The new computational environment, being implemented this month, includes 128 Dell nodes (with a total of 512 CPUs) for a total performance of 4.7 Tflops and 4 GBytes of memory/node. Sixty-four nodes are connected with a low-latency interconnect (Infiniband at 10 Gbps), and all are connected at 1 Gbps. This system includes an 8-node web farm. The storage system is based on 200 TBytes in 8 Sun x 4500 “Thumper” nodes each connected into the fabric at 10 Gbps. This resolves to 80 TB of RAID-5 storage, then replicated. The network infrastructure consists of a Layer 3 switch/router Force10 e1200, with 192 GigE Ethernet ports, and 16 10GigE Ethernet ports. This system is highly expandable. This infrastructure complements CAMERA’s current development environment, which is roughly 1/10 scale of the production environment. There is also the expectation that particularly large computations in the future will be able to link to tens of thousands of CPUs through the NSF-funded TeraGrid backplane.
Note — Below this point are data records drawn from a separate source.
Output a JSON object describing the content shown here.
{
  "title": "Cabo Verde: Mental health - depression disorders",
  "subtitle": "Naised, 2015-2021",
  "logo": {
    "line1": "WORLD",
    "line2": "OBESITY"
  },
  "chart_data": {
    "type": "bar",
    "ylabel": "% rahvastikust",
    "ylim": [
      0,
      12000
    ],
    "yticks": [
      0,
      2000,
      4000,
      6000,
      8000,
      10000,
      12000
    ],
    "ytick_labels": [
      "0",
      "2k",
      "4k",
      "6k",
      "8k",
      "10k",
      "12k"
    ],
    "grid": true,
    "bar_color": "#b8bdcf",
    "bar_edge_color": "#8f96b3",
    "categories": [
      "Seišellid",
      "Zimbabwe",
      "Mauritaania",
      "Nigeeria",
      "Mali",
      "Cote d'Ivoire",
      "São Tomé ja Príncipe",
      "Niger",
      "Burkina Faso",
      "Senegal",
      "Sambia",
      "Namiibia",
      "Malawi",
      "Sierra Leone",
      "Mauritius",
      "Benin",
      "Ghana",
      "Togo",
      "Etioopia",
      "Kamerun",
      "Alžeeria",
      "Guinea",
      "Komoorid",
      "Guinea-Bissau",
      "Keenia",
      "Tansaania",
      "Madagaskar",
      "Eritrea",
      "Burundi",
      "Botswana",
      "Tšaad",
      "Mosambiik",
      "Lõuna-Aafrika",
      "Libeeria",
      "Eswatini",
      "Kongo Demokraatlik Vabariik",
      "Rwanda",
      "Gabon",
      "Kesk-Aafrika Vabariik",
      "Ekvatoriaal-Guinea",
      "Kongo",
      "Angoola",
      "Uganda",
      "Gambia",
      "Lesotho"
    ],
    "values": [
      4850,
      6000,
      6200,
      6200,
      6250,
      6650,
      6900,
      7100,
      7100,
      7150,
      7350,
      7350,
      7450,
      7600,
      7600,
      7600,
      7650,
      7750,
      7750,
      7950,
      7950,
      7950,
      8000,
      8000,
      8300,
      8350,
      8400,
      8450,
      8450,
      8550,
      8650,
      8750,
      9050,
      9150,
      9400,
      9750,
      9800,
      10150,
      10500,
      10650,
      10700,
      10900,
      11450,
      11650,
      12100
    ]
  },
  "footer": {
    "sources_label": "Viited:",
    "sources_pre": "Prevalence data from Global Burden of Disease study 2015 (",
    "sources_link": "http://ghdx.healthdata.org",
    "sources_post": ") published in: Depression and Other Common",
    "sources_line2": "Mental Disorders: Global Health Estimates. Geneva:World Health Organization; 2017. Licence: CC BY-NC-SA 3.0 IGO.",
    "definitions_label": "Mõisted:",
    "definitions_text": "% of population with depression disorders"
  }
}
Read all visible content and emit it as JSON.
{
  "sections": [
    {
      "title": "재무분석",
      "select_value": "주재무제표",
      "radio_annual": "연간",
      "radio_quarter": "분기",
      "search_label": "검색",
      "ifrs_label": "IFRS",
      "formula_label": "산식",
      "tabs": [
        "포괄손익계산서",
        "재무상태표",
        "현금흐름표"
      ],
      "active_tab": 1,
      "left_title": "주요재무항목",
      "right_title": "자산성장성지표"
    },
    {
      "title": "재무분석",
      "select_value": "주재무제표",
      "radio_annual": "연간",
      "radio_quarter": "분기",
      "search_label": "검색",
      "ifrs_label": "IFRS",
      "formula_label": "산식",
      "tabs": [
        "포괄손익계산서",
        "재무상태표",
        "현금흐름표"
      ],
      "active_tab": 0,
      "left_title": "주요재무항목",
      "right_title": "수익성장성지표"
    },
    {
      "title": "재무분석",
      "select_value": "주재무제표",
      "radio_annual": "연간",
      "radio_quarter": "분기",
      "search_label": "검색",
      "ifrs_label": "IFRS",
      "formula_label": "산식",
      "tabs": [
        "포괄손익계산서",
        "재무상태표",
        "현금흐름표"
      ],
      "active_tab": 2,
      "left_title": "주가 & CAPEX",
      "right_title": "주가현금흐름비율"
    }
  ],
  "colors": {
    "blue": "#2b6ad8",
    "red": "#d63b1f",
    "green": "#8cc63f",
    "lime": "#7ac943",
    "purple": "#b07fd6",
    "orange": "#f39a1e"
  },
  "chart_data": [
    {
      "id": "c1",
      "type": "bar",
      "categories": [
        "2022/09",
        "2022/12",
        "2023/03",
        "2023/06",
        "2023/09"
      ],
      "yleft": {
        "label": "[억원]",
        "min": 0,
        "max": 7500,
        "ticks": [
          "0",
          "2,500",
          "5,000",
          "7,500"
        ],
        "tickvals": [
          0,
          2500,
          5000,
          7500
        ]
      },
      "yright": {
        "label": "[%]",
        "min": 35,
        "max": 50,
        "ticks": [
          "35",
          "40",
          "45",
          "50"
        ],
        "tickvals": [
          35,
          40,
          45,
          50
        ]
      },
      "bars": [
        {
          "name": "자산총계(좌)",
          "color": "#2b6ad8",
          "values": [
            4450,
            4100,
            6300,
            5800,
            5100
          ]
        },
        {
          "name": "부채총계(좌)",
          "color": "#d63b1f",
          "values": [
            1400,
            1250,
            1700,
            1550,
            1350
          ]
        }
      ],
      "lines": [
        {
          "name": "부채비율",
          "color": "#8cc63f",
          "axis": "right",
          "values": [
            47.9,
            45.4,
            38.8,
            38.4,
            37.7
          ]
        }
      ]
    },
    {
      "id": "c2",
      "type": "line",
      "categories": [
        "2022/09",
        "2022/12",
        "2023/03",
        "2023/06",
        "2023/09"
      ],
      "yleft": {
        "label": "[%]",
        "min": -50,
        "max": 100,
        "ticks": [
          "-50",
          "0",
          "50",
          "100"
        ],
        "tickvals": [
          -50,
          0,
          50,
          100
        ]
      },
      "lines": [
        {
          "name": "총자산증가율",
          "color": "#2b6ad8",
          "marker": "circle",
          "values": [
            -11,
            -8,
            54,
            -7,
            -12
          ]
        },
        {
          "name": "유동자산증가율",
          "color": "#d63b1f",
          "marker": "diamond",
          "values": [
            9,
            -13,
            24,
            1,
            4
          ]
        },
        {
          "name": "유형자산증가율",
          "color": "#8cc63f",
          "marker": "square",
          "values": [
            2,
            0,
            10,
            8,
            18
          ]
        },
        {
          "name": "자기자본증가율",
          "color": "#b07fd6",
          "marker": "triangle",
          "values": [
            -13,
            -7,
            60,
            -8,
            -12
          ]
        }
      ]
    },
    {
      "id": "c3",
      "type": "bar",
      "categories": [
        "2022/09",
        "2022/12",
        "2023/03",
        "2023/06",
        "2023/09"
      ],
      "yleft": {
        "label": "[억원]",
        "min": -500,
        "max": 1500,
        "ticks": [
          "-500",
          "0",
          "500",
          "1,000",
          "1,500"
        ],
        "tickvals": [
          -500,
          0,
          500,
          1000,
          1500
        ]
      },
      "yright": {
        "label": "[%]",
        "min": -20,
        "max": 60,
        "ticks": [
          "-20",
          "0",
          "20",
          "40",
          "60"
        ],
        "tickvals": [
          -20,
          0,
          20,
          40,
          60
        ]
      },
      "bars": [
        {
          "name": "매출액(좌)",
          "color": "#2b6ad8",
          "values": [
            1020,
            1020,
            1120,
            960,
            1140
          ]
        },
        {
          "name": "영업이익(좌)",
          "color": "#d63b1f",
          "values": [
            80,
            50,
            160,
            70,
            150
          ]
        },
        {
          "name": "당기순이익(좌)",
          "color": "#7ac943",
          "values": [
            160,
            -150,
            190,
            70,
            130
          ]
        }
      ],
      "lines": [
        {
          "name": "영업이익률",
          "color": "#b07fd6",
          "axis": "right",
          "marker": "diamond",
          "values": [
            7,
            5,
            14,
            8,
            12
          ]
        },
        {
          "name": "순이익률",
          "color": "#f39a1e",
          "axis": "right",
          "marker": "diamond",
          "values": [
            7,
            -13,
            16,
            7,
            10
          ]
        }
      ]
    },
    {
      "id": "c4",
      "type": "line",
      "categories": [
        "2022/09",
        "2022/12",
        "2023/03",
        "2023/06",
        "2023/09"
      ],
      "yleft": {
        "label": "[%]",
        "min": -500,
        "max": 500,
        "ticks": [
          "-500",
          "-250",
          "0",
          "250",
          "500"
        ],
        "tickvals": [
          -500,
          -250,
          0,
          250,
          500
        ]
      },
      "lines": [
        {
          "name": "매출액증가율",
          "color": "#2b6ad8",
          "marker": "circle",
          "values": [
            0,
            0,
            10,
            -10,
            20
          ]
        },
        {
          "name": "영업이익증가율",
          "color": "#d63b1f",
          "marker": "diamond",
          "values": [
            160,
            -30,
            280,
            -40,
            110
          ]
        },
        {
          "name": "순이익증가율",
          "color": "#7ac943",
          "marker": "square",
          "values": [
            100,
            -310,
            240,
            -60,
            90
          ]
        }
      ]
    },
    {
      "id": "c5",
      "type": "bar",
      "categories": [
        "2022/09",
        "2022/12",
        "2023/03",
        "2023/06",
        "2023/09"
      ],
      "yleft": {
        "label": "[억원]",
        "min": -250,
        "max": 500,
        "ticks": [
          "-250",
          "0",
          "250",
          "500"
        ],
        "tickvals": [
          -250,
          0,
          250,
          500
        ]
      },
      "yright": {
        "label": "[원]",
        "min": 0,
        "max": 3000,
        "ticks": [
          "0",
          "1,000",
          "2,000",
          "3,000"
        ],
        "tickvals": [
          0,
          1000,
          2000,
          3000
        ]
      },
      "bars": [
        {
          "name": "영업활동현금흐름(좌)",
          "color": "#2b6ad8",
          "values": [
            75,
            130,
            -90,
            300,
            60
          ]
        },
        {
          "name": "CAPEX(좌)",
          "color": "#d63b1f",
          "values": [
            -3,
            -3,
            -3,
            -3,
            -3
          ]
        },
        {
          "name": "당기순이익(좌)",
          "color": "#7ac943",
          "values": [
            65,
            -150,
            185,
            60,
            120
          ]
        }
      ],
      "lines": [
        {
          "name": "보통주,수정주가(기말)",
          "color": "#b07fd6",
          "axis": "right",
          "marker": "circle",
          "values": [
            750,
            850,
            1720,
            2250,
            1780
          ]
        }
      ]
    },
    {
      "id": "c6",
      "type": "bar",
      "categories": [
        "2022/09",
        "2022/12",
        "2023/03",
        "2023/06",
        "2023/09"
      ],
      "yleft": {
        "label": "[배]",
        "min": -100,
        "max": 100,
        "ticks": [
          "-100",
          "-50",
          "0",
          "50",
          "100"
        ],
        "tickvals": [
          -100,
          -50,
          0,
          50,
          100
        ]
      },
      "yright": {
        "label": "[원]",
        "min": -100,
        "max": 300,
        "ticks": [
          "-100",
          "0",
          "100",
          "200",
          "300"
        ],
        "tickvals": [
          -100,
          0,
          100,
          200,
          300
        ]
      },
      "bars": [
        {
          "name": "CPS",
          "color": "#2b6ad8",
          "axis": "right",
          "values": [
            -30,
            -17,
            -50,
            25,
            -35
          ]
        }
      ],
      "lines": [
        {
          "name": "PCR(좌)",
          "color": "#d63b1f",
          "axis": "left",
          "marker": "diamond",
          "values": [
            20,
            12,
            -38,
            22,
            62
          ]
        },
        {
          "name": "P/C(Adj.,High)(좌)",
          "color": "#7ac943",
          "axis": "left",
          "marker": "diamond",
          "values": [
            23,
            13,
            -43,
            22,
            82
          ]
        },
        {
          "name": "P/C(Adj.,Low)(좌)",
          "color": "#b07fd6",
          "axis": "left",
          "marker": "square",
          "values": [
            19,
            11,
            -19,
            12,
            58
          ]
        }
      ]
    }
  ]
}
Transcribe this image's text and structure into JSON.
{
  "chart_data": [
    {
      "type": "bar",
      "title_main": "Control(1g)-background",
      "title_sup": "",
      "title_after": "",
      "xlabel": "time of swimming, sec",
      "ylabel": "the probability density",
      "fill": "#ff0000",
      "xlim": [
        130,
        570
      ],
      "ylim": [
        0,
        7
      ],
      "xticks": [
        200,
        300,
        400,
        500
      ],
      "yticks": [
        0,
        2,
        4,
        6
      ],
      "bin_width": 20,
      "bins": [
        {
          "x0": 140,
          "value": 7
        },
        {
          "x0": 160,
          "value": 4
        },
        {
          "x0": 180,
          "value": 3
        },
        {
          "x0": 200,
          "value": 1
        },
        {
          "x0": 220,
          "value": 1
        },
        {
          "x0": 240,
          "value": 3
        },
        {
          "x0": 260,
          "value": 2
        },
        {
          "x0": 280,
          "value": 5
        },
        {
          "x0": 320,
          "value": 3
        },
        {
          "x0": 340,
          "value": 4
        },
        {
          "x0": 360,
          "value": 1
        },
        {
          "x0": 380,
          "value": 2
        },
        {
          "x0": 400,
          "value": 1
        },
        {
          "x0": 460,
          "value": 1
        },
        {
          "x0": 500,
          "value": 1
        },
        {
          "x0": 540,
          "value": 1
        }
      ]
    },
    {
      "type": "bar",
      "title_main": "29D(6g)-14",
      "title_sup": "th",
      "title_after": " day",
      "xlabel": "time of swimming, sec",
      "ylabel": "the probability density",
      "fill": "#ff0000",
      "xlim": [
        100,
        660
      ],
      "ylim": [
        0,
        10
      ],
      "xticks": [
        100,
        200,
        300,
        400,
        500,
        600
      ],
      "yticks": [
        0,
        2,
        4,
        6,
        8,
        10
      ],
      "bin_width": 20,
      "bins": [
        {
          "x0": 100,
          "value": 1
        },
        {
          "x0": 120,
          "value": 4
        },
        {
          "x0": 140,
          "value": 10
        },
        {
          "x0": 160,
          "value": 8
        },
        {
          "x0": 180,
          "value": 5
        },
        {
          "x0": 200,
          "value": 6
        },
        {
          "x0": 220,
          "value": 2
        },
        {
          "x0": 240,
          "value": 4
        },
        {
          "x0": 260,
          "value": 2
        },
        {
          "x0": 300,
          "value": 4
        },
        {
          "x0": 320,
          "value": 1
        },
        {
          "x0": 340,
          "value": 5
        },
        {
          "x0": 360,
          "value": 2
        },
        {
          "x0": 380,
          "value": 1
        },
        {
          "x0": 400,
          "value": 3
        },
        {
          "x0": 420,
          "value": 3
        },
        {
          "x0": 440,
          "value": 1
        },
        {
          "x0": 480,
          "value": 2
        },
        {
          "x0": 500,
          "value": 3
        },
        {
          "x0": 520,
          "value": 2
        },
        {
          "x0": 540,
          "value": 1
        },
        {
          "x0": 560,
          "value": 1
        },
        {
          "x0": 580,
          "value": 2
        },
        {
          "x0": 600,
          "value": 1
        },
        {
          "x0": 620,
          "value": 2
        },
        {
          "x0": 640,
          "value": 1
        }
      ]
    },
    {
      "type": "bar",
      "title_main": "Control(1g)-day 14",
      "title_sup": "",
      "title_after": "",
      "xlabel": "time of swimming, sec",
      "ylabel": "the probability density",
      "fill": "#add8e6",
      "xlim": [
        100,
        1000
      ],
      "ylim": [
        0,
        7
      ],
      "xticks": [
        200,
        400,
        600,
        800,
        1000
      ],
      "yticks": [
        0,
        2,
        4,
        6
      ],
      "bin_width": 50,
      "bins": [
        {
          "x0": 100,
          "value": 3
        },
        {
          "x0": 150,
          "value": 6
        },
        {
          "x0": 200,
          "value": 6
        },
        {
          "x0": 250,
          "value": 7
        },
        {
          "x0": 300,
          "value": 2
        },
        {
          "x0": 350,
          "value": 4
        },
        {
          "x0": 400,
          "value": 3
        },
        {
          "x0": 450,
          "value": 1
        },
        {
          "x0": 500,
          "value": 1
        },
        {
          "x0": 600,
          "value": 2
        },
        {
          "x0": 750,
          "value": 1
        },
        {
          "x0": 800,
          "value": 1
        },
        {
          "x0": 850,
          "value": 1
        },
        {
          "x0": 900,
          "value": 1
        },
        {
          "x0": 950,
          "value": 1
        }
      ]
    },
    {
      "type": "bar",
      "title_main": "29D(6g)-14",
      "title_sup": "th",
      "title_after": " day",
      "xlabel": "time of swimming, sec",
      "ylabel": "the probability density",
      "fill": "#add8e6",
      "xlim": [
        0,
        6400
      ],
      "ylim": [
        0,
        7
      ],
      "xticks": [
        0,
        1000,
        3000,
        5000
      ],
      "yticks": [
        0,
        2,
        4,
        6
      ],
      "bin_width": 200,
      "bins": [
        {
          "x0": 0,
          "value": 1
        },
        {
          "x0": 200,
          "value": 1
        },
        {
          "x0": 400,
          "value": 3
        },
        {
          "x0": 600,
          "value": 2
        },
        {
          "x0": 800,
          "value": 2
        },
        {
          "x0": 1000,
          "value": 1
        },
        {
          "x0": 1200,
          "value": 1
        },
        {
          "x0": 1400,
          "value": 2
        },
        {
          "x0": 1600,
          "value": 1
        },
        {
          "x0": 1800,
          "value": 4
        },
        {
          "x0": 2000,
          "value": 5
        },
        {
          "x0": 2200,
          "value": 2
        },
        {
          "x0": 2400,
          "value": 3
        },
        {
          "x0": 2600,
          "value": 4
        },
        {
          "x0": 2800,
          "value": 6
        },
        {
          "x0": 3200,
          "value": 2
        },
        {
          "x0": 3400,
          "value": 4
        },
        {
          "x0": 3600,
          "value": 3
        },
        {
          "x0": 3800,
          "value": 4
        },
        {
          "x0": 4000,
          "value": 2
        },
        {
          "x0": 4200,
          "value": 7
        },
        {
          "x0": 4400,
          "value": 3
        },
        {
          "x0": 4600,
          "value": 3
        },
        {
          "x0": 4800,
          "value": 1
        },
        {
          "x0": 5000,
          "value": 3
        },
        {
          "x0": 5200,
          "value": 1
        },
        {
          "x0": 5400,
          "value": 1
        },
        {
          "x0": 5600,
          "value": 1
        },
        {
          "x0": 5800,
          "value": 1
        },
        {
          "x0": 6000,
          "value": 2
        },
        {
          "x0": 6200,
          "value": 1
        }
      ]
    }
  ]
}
Although the Calit2 data complex will be available over the shared Internet, several leading marine microbial biologists are planning much more advanced access from their laboratories. They will be deploying “OptIPortals,” connecting those overdedicated fiber from their labs to the nearest hub of the National LambaRail over which they will access the CAMERA data complex at Calit2, said Smarr.
An OptIPortal is a tiled wall driven by a graphics cluster that can be built from various flavors of hardware and operating systems in various sizes (in terms of number of display panels wide by tall), creating an affordable “termination device” for the OptIPuter global backplane. A typical example (shown in the figures to the right and displayed at SC06) consists of 20 dual CPU nodes running at ¼ teraflop with 5 terabytes of storage and 20 24” displays with a total of 45 megapixels of real estate driven by the Scalable Adaptive Graphics Environment developed by Jason Leigh’s team at UIC’s Electronic Visualization Lab. “Consider this the next-generation PC,” said Smarr. Approximate cost is $50k.
This system can be used to interactively visualize, for example, microbial genome data derived from the various projects described above. It will also be used for collaboration between researchers using high-definition video integration into SAGE, which was demonstrated on a number of OptIPortals on the SC06 show floor.